Descartes’ Method and the Search for Certainty

Posted on Oct 17, 2024 in Philosophy and ethics

I. The Ideal of Mathematical Certainty

Knowing the two operations of reason and their way of knowing, Descartes develops a method. This method is a set of rules ensuring that by following them, one will never mistake falsehood for truth, and knowledge will continually increase until one knows everything within human grasp.

The Four Rules

Descartes outlines four precepts for his method, derived from his analysis of the mathematical-geometric method and its philosophical applicability. He sought a universal geometric method, simple enough to be applied to any science and uncover truth in any field:

  1. Evidence: “Never admit anything that is not clearly and distinctly presented to the mind.” This avoids precipitation (accepting the unclear) and prevention (rejecting the evident).

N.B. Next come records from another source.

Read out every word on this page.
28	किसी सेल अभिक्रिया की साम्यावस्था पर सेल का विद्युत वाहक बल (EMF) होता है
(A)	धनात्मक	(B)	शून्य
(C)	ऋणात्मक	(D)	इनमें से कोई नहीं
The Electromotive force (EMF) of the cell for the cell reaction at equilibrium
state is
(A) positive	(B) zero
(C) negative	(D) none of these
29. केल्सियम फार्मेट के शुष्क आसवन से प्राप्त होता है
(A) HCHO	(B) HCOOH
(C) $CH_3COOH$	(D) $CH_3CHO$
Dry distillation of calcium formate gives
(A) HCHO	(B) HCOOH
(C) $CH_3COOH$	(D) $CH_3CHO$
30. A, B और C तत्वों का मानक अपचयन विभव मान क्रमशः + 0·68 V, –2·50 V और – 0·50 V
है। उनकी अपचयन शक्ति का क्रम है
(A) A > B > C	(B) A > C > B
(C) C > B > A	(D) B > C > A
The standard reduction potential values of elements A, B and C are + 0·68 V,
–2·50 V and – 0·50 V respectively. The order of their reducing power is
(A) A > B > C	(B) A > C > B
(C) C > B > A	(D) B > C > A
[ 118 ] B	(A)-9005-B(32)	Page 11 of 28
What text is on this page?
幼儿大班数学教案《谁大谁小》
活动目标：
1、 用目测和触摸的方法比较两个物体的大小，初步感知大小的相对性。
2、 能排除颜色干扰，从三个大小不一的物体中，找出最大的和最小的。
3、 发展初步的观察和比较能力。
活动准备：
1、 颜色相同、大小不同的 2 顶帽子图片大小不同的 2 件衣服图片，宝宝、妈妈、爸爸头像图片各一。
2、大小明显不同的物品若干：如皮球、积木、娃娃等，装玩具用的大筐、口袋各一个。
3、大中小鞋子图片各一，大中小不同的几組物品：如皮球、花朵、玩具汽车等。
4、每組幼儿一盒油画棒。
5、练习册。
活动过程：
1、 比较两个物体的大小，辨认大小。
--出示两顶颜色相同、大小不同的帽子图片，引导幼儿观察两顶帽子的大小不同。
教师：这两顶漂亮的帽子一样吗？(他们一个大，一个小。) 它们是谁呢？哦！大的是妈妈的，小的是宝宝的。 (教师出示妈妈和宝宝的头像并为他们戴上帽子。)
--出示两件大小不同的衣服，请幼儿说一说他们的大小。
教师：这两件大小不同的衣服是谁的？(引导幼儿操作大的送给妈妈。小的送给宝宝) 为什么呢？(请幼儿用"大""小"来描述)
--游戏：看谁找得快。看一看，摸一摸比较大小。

Clarity (presented to a receptive mind) and distinction (not confused with anything else) characterize evidence.
  2. Analysis: Divide complex problems into smaller, simpler parts for easier understanding and clearer intuition.
  3. Synthesis: Reconstruct knowledge by deductively reasoning from the simplest objects to the most complex, creating an ordered chain of evidence.
  4. Enumeration: Conduct complete enumerations and general reviews to ensure nothing is omitted, verifying the analysis and synthesis and ensuring consistency.

Analysis and synthesis align with the two ways of knowing: intuition, which provides evidence, and deduction, which extends this evidence to initially unknown areas.

II. Methodical Doubt

Descartes’ aim is to find indubitable truths. Methodical doubt, the application of the first precept, is not about actual doubt but a methodological tool to achieve this aim. It seeks a foundational truth for building knowledge.

Descartes presents three reasons for doubt:

  1. Uncertainty of the Senses: Our senses, while connecting us to the material world, can deceive us (e.g., illusions, hallucinations). Sense-based knowledge is probable, not absolutely certain.
  2. The Dream Argument: Vivid dreams can feel real, making it difficult to distinguish waking from sleeping. How can we prove we are not currently dreaming?
  3. The Evil Genius Hypothesis: This radical scenario posits an all-powerful being deceiving us about even mathematical truths. This highlights the potential for doubt even in seemingly self-evident areas.

These stages of doubt challenge the reliability of sensory knowledge, the distinction between dream and reality, and even the certainty of mathematical truths, pushing the search for a truly indubitable foundation for knowledge.